Jove, $7.99, ISBN 0-515-13166-0
Fantasy Romance, 2001
Ah, winter, snow, the romanticism of it all! I quote this book:
Love blossoms like the luscious petals of spring’s very first rose.
Alas, not unlike an arid, blinding snowstorm that leaves everybody blind and frostbitten, Once upon a Rose is a very obviously half-baked anthology celebrating female submissiveness, stasis in permanent girly-girlhood, silence, and resignation, it leaves me feeling more ill than the flu-ridden bag of bones that I was before I started this book. Once upon the picking of my nose, more like, bah.
Nora Roberts’s Winter Rose starts out most beautifully. A wounded and dying prince, Kylar of Myrdon, is lost in a blinding blizzard. With his last breath, he falls before the image of this beautiful angel. Then comes unconsciousness, goodnight, bye bye, et cetera and he’s out cold.
Our angel is actually Queen Deirdre of the mythical Isle of Winter. Somehow Kylar has crossed the boundaries separating his world and Deirdre’s. She also has a special gift of healing, so it’s hands-on and cop-a-feel time for our Royal Majesty.
It’s quite touching.
“Live,” she said again, and then leaned down to brush her lips over his brow. “Or die gently.”
Then he wakes up. And I call for an electric drill.
God, what an obnoxious and bossy boor that Kylar is, grrr! He has no idea what is going on, but he bosses everybody around nonetheless. And shame on Deirdre for letting him. She’s the Queen, he’s only a prince, so damn it, he’s the one who should be wearing a doggie collar. Add in obnoxious matchmaking secondary characters – you know, the dumb types who see Kylar and immediately starts screeching, “He’s the one! He’s the one to give you your baby!” – and I want that electric drill now. How do the annoying people know he’s the one anyway? Is it tattooed on his bum or something?
And I love this story’s portrayal of a queen.
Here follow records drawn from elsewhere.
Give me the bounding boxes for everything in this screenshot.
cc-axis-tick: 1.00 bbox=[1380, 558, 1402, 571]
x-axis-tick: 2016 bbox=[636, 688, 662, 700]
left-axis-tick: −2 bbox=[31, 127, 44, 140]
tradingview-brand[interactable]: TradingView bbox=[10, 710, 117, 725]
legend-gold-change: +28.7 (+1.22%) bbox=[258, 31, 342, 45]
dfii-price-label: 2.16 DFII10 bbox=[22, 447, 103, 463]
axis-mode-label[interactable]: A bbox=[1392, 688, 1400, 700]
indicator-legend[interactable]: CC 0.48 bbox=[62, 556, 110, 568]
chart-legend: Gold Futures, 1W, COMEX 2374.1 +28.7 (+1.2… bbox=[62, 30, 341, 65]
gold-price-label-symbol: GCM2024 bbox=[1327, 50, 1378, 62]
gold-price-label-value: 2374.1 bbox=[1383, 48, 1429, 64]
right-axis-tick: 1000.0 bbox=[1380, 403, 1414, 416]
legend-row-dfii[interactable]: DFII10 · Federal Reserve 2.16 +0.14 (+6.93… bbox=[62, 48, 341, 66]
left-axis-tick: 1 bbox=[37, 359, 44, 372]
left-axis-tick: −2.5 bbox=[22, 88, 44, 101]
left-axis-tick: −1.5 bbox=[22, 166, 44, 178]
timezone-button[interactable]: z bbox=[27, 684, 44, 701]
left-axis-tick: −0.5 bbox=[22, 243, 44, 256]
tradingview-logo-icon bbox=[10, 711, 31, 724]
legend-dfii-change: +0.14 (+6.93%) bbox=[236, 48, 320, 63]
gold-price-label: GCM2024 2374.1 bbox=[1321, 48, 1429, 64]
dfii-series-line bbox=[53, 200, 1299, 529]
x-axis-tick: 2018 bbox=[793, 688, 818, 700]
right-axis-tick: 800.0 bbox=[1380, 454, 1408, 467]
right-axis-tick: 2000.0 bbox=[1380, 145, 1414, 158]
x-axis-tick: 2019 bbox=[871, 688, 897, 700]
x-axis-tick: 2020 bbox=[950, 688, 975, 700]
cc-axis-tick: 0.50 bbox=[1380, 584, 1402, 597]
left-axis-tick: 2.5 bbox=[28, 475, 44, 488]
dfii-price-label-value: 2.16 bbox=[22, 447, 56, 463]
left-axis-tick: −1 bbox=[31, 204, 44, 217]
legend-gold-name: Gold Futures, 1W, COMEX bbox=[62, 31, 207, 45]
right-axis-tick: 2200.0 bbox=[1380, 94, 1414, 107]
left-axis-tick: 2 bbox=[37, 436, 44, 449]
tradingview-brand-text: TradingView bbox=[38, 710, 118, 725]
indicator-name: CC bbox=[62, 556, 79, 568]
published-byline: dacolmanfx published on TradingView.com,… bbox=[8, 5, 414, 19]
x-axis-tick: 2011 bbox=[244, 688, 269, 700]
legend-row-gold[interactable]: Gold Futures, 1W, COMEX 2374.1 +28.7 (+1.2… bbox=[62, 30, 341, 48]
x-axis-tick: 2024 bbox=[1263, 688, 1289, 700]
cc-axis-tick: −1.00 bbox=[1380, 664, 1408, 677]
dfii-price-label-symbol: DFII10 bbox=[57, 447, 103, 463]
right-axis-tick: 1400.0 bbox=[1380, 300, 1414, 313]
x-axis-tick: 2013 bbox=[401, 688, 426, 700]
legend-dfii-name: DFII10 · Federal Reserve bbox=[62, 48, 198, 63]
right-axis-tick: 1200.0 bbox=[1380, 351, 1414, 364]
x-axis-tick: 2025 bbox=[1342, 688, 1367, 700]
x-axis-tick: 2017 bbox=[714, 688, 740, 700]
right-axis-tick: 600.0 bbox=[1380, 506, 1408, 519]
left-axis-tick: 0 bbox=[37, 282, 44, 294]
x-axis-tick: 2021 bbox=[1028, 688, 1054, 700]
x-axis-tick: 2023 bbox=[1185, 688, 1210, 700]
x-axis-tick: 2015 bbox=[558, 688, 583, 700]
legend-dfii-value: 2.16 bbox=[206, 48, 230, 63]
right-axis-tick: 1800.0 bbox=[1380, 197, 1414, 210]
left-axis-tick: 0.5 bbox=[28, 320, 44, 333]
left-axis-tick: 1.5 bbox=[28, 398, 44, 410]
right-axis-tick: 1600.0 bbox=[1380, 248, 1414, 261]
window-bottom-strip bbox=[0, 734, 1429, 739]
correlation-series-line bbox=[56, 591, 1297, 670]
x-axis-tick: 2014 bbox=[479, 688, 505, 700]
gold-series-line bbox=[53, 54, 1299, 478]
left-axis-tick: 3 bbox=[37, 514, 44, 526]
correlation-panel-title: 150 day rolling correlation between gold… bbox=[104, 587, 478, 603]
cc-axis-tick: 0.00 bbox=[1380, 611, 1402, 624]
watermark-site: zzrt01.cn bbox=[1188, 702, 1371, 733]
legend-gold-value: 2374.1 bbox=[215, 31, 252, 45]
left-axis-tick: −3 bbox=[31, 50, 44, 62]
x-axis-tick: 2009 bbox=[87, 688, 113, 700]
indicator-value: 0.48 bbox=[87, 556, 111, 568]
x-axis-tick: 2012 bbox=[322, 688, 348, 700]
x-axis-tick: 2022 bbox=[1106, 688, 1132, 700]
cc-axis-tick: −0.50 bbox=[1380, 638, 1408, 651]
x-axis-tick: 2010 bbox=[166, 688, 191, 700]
Deirdre’s responsibilities seem to be nothing more than finding the right sperm bank for her upcoming baby project and to heal everybody left and right.
Next, Jill Gregory’s The Rose and the Sword. I know I should’ve stopped and spared myself the agony the moment I read of how twenty-year old Princess Brittany starts wailing and clinging on to Queen Elysia, begging the Queen so as to not to throw Brittany here out of the palace because she loves Elysia and she will do anything – ANYTHING! – to make Queen Elysia happy, bla bla bla all the way to the puke bucket. I know pedophilia is a no-no, but please, adding seven years to an obviously hapless prepubescent heroine is not helping things.
Brittany is an exiled princess who must marry an evil brute, but not if she cries and stumbles most pathetically in an attempt to search for a “hero”. The hero, who will then boink our heroine and make me scream “Eeekkk!” in horror.
This one is perfect for those who love young, “innocent” (read: dumb as a box of nails), and pathetically helpless heroines (with a fake age ID, of course) getting schooled by Sugar Daddies.
Ruth Ryan Langan presents The Roses of Glenross. This one is special. A wounded soldier, Jamie, arrives at a nunnery where to the approval of Mother Superior and all the nuns, he has PG-rated premarital bedside sex with sweet, innocent rose-tending and naked-wounded-soldier-healing Alexa. Alexa may have the usual men-are-killers hesitations, but she can’t resist the call of the Bedside Sick Guy Sex Appeal.
Alexa is a bit older than the brainsucked Lolita in Jill Gregory’s story, but not much better. And what’s up with the nuns letting all this shenanigans going on, and giving a wide grin of approval too? Dare I wonder what goes on at the annual Christmas mass?
Finally, Marianne Willman’s The Fairest Rose. Quiet, mousy heroine helps silly macho hero wins the hand of a princess, only she of course has love this hero like since, well, since she sees him in a dream, but what can she do but to keep quiet and does everything he asks her to? There’s some road trip to some phoenix thing, magic, and heroine Mouse’s ‘special gift’ or something, but the heroine’s passive haplessness and clinginess ruins everything. Worse, to make the heroine come off smelling like roses when in truth she just doesn’t matter, the author makes the princess a shrew. Score one for the silent, submissive, and perpetually hoping and waiting. All you princess-wannabes out there, do shut up and start waiting and hoping while staying to the background. If you’re lucky, he’s stop banging that mouthy, fun, living, and full of opinions skank and hopefully notice you before he accidentally runs you over with his Daddy’s car.
Once Upon A Rose can go pick my nose.